2.3 Tasks

2.3.1 Develop Data Analysis Plan

Guide to Business Data Analytics

IIBA.org KnowledgeHub Guide to Business Data Analytics 2. Business Data Analytics Domains and Tasks 2.3 Analyze Data 2.3.1 Develop Data Analysis Plan

The data analysis plan may be formal or informal. The objective is to ensure sufficient time to plan the data analysis activities required for the initiative.

When developing the data analysis plan, the analyst determines:

which mathematical or statistical techniques the data scientist plans to use,
which statistical and algorithmic models are expected for use (such as regression, logistics regression, decision trees/random forest, support vector machines, and neural nets),
which data sources will be used and how data will be linked or joined, and
how data will be preprocessed and cleaned.

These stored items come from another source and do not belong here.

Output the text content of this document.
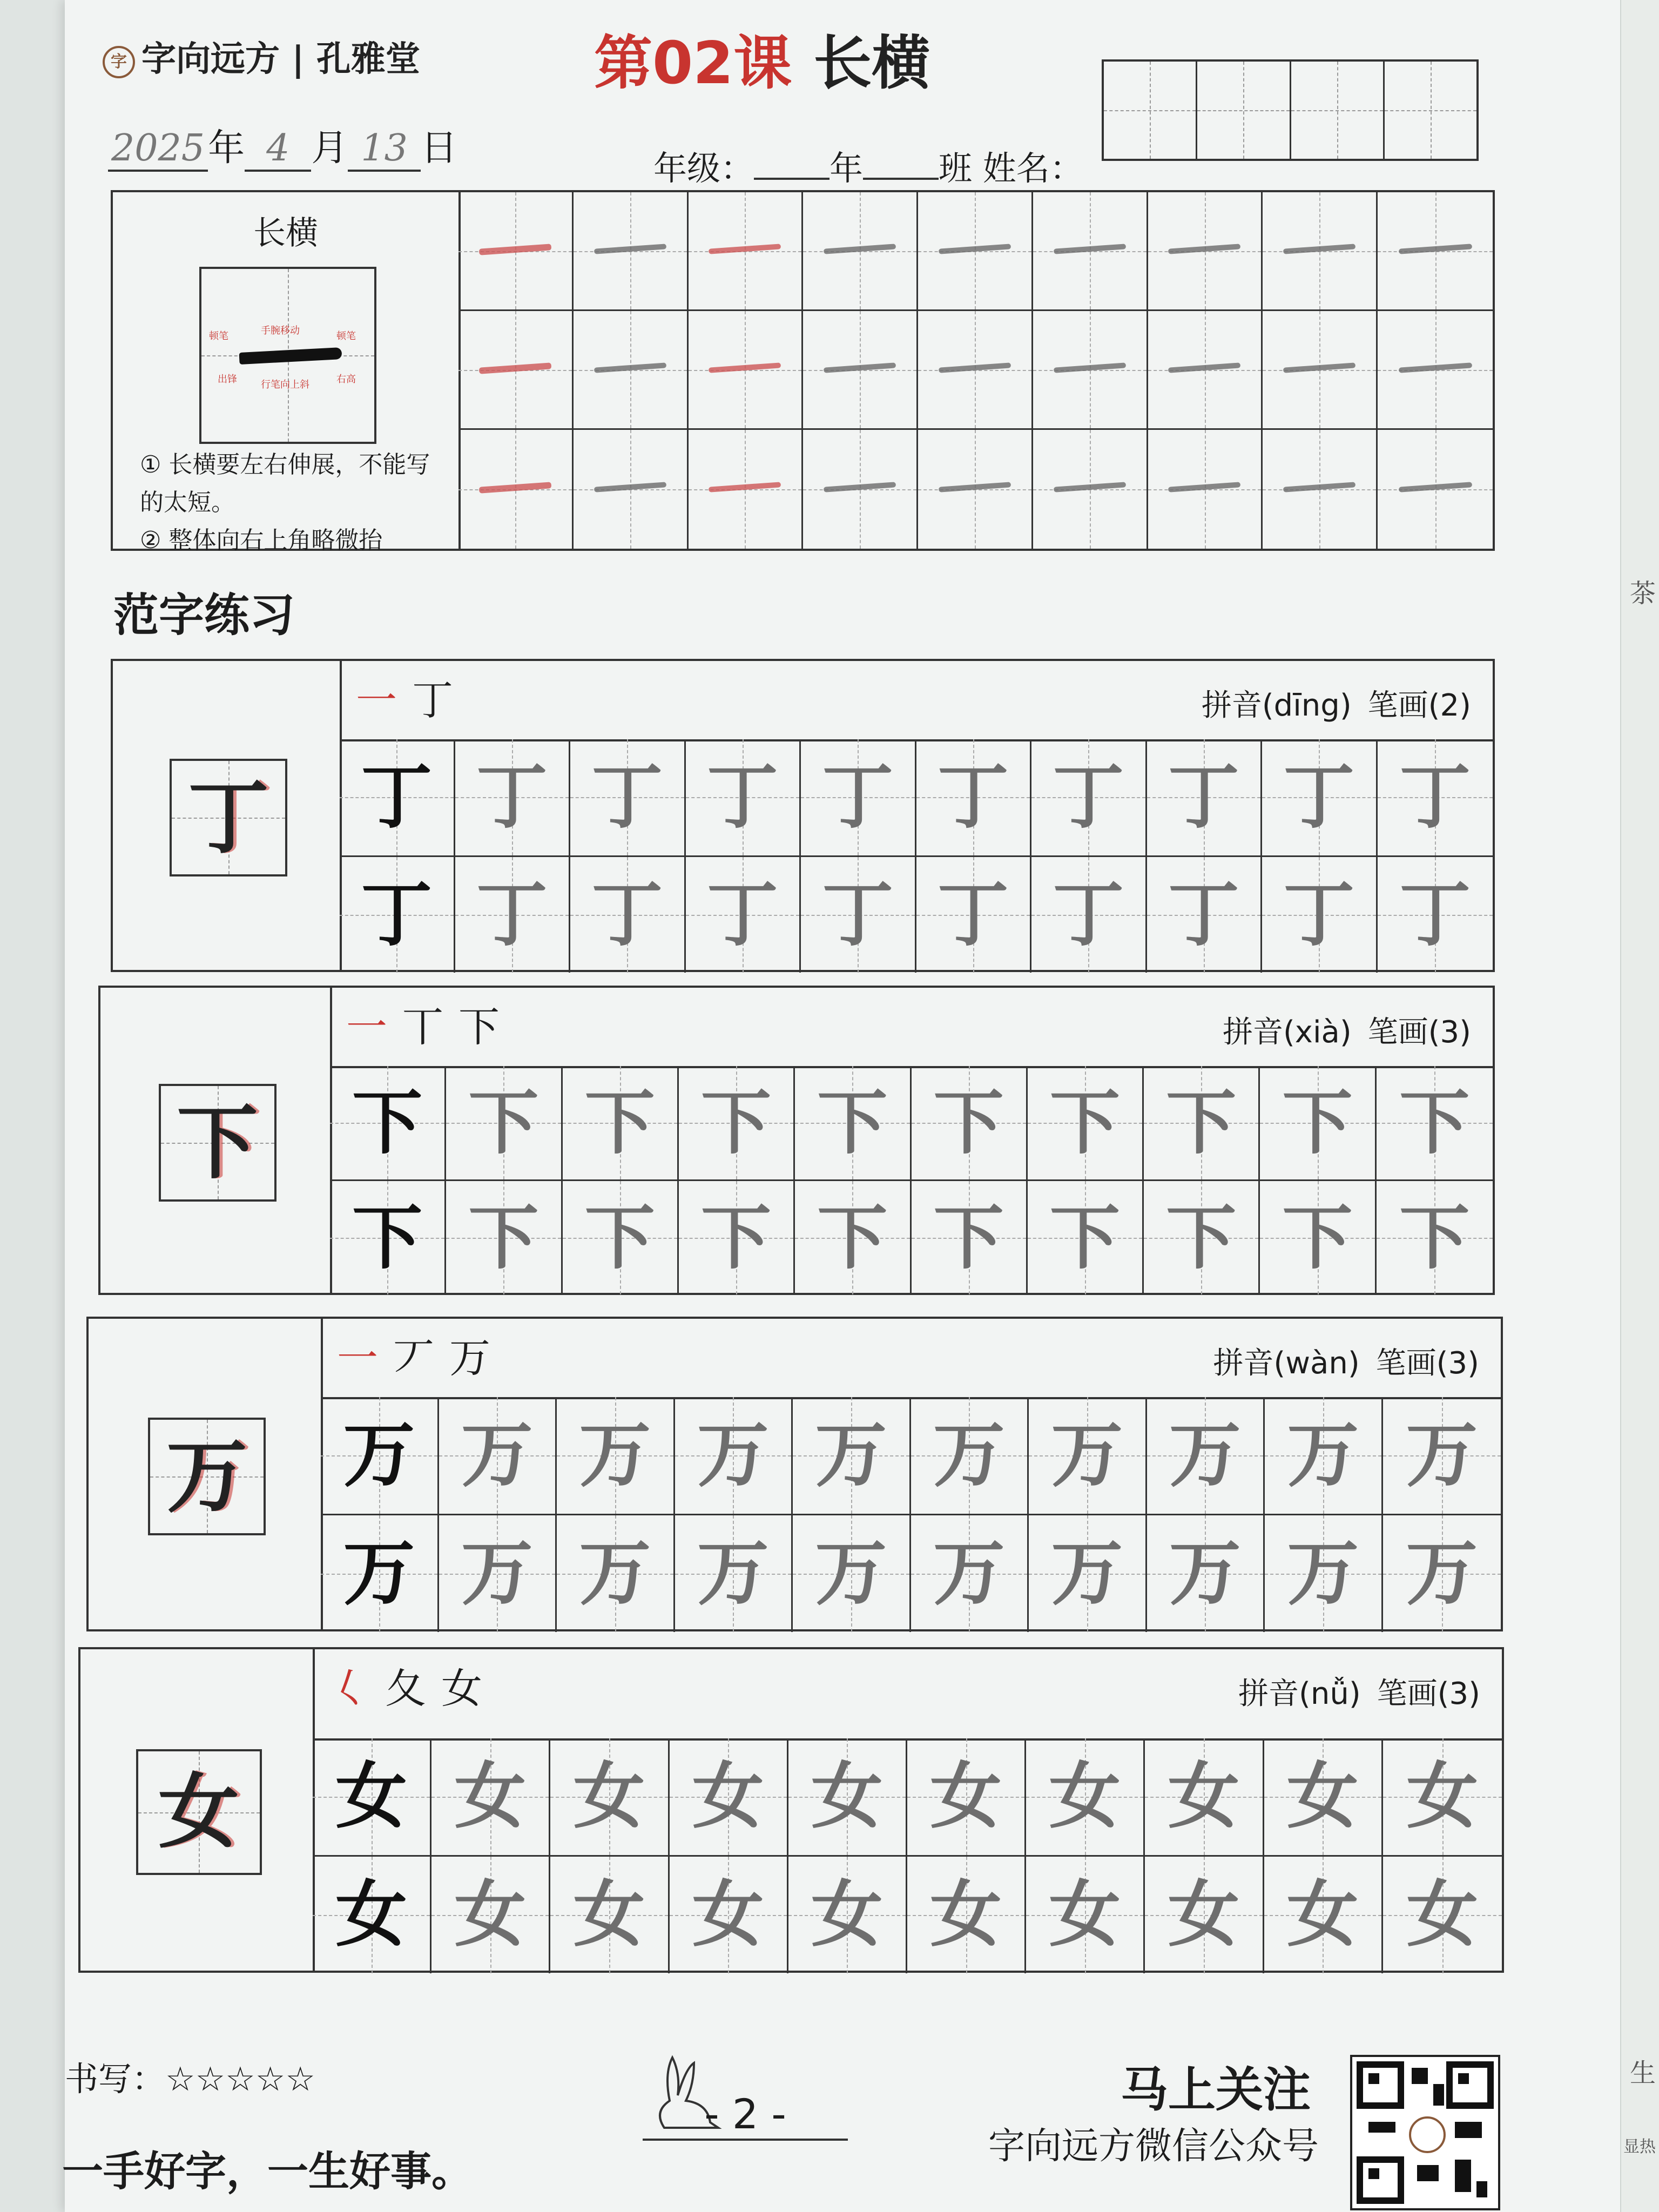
茶
生
显热
字 字向远方 | 孔雅堂	第02课 长横
2025年 4 月 13 日	年级： 年 班 姓名：
长横
顿笔	手腕移动	顿笔
出锋 行笔向上斜	右高
① 长横要左右伸展，不能写的太短。
② 整体向右上角略微抬
范字练习
丁
一 丁	拼音(dīng) 笔画(2)
丁 丁 丁 丁 丁 丁 丁 丁 丁 丁
丁 丁 丁 丁 丁 丁 丁 丁 丁 丁
下
一 丅 下	拼音(xià) 笔画(3)
下 下 下 下 下 下 下 下 下 下
下 下 下 下 下 下 下 下 下 下
万
一 丆 万	拼音(wàn) 笔画(3)
万 万 万 万 万 万 万 万 万 万
万 万 万 万 万 万 万 万 万 万
女
𡿨 夂 女	拼音(nǚ) 笔画(3)
女 女 女 女 女 女 女 女 女 女
女 女 女 女 女 女 女 女 女 女
书写：☆☆☆☆☆
一手好字，一生好事。
- 2 -	马上关注
字向远方微信公众号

The business analysis professional provides insights into the plan or may draft the initial plan for review by the data scientist. It is the data scientist who possesses deep technical expertise to decide how the data analysis will be conducted. Analysis skills are applied by ensuring sufficient information about the business domain is provided to the data scientist so an effective approach to data analysis is developed. Analysts understand the mathematical techniques and algorithmic models in sufficient detail to explain the analysis approach to business stakeholders: why a particular model may be chosen for the given research question.

If the data analysis plan is formally documented, analysts use templates to ensure consistency and guide planning decisions. Analysts use metrics and key performance indicators to assist the data scientist in determining if the outcomes from data analysis are producing the results required to address the business need. Organizational knowledge helps business analysis professionals provide the context for the data scientist's work.

Planning Business Data Analytics Approach at Various Stages

Analysts may not require a rigorous understanding of the various algorithmic models used in predictive analytics exercises, but it is helpful to understand these at a high-level. A foundational understanding of these models help analysts describe what models are being considered, and why, to stakeholders.

A limited sample of different models is presented below with some of their advantages and disadvantages.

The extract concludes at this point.